Saturday 2 June 2007

laurence

Model

  • HP Vectra VL800 MT
Introduced
  • 2001
CPU
  • Intel Pentium 4, 1700MHz
RAM
  • 1280 MB
Video
  • Matrox G450
Disk
  • 10 GB harddrive
  • 189 GB harddrive
  • DVD-ROM
Network
  • 100BASE-TX
Operating Systems
  • Ubuntu Linux 6.06 LTS (Dapper Drake)
Features

laurence is my secondary PC. It acts as a file server (which is why romeo doesn't have much disk space) and performs other centralized tasks like backups. I converted all my CDs to Ogg Vorbis files on laurence so I can listen to music from any PC in the house or from a laptop in the back yard (via my wireless network). With my pre-amplified turntable, I'll be converting all my vinyl albums to Ogg Vorbis next.

romeo

Model

  • HP Vectra VL800 MT
Introduced
  • 2001
CPU
  • Intel Pentium 4, 1700MHz
RAM
  • 1280 MB
Video
  • nVidia NV28 [GeForce4 Ti 4200 AGP 8x]
Disk
  • 19 GB harddrive
  • 37 GB harddrive
  • DVD-ROM
  • DVD-RAM
Network
  • Wireless
Operating Systems
  • Ubuntu Linux 6.06 LTS (Dapper Drake)
  • Windows 2000 Professional
Features
  • Dual 21" HP p1230 displays in vertical configuration, attached to one dual-head video card
  • Wacom Graphire graphics tablet with mouse and pen, rotated to support vertical display configuration
  • HP LaserJet 4L black-and-white laser printer
romeo is my primary PC. Besides the usual functions, I do my photo editing and art work using the Graphire pen. With the Gimp — an image editing program — I can make the pen act like a paintbrush, eraser, airbrush, and various other tools (including a pen). I typically keep the tools in the top screen and the actual photo or graphic I'm working on in the bottom screen.

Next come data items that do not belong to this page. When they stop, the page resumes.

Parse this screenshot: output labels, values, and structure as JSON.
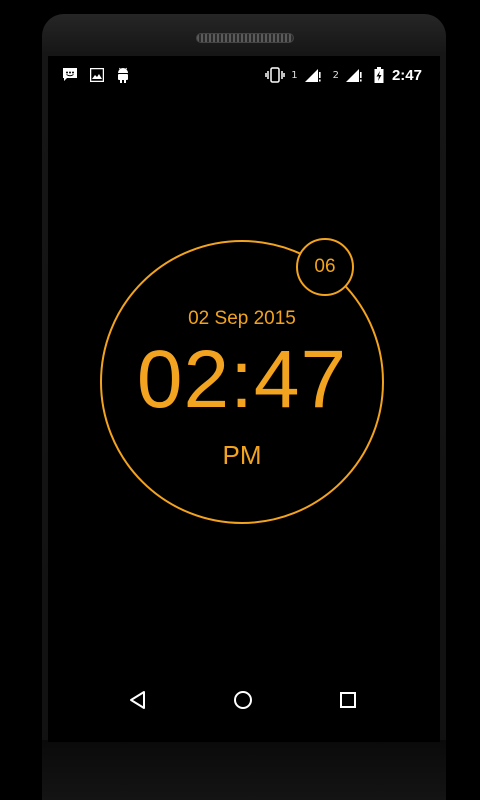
{
  "status_bar": {
    "notification_icons": [
      "message-icon",
      "image-icon",
      "android-icon"
    ],
    "vibrate_icon": "vibrate-icon",
    "sim1_label": "1",
    "sim2_label": "2",
    "signal_icon": "signal-icon",
    "battery_icon": "battery-charging-icon",
    "time": "2:47"
  },
  "clock": {
    "date": "02 Sep 2015",
    "time": "02:47",
    "ampm": "PM",
    "seconds": "06",
    "accent_color": "#f2a31f"
  },
  "nav_bar": {
    "back_icon": "back-triangle-icon",
    "home_icon": "home-circle-icon",
    "recents_icon": "recents-square-icon"
  }
}
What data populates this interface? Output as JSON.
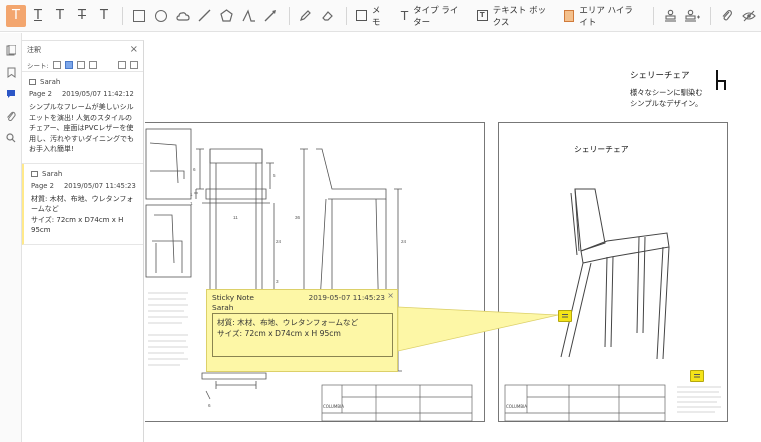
{
  "toolbar": {
    "memo_label": "メモ",
    "typewriter_label": "タイプ ライター",
    "textbox_label": "テキスト ボックス",
    "area_highlight_label": "エリア ハイライト",
    "textbox_glyph": "T"
  },
  "panel": {
    "title": "注釈",
    "close_glyph": "×",
    "sheet_label": "シート:",
    "comments": [
      {
        "author": "Sarah",
        "page": "Page 2",
        "datetime": "2019/05/07 11:42:12",
        "text": "シンプルなフレームが美しいシルエットを演出! 人気のスタイルのチェアー、座面はPVCレザーを使用し、汚れやすいダイニングでもお手入れ簡単!"
      },
      {
        "author": "Sarah",
        "page": "Page 2",
        "datetime": "2019/05/07 11:45:23",
        "text": "材質: 木材、布地、ウレタンフォームなど\nサイズ: 72cm x D74cm x H 95cm"
      }
    ]
  },
  "document": {
    "product_title": "シェリーチェア",
    "product_desc_line1": "様々なシーンに馴染む",
    "product_desc_line2": "シンプルなデザイン。",
    "right_sheet_title": "シェリーチェア",
    "brand": "COLUMBIA"
  },
  "sticky_note": {
    "title": "Sticky Note",
    "author": "Sarah",
    "datetime": "2019-05-07 11:45:23",
    "close_glyph": "×",
    "line1": "材質: 木材、布地、ウレタンフォームなど",
    "line2": "サイズ: 72cm x D74cm x H 95cm"
  },
  "dimensions": {
    "d6": "6",
    "d5": "5",
    "d3": "3",
    "d1a": "1",
    "d1b": "1",
    "d11": "11",
    "d36": "36",
    "d24a": "24",
    "d24b": "24",
    "d6b": "6"
  },
  "colors": {
    "active_tool": "#f3a66f",
    "sticky_bg": "#fdf7a6",
    "pin": "#f4e419",
    "selected_nav": "#2b56c6"
  }
}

I also boot into Windows occasionally to run the few programs that just don't work in Linux. I've considered installing Wine so I can run them under Linux, but the last time I tried this it didn't go too well. I can live with the occasional reboot.

Running network cable for romeo would have been onerous so I opted for a 54Mbit/sec wireless network (theoretically about half the speed of my wired network).